There are a set of “basic principles” that are not socially constructed, a reality that exists even if we are not around to observe it which we have to deal with (though our attitude toward it, meaning our perspectives on it, are certainly socially constructed and thus inherited and modified based upon that inheritance). This is physis. On this world we have increasingly superimposed, with the introduction of such technologies as (especially fiat) money and writing, a socially constructed reality. This is nomos. This social reality, these social facts, “are accessible to us only because we can understand what other people tell us and can be understood only by interpreting other peoples’ intentions and plans. They are not physical facts, but the elements from which we reproduce them are always familiar categories of our own mind” (Hayek, 75). We have this socially constructed reality because “we all constantly act on the assumption that we can . . . interpret other people’s actions on the analogy of our own mind and that in the great majority of instances this procedure works. The trouble is that we can never be sure” (64). Which is what makes it all a game in the first place. But if we want this socially-constructed reality to work best, we need to allow it to structure itself as the rest of the world is structured – as a complex, dynamic emergent system.

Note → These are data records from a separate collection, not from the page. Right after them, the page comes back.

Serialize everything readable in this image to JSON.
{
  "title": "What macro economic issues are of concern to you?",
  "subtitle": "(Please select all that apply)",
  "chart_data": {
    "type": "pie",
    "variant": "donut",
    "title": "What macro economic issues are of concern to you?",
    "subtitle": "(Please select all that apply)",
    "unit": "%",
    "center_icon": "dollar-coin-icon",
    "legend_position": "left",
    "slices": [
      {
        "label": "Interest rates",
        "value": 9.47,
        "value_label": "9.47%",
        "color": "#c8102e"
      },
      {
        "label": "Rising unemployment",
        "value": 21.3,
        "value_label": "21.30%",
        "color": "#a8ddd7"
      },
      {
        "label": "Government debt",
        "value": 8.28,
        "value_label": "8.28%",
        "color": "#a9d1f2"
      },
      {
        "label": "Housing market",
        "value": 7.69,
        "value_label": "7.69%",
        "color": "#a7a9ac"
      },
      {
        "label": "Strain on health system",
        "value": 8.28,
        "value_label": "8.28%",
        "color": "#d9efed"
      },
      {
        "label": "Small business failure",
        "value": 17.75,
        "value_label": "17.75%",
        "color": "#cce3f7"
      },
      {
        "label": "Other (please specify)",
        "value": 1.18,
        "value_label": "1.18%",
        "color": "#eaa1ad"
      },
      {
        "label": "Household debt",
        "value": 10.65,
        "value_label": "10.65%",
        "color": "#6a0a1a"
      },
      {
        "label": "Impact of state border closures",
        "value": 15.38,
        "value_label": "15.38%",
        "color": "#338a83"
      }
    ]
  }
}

Hayek has given us strong evidence against taking a collectivist-exclusive (unity-only) or an individualist-exclusive (pluralist-only) view. Hayek gives an alternative in his argument for a combination of individual and social – and even of a naturalistic and a socially constructed reality – that create a hierarchy of social interactions. What he argues for is a social-economic system that is in fact a system – a dissipative-structure system scalarly similar to every other system found in the universe, with the principles/game rules as the strange attractors of that system. It is a social system that reflects Francis Hutcheson’s definition of beauty unity in variety and variety in unity – which should not be surprising.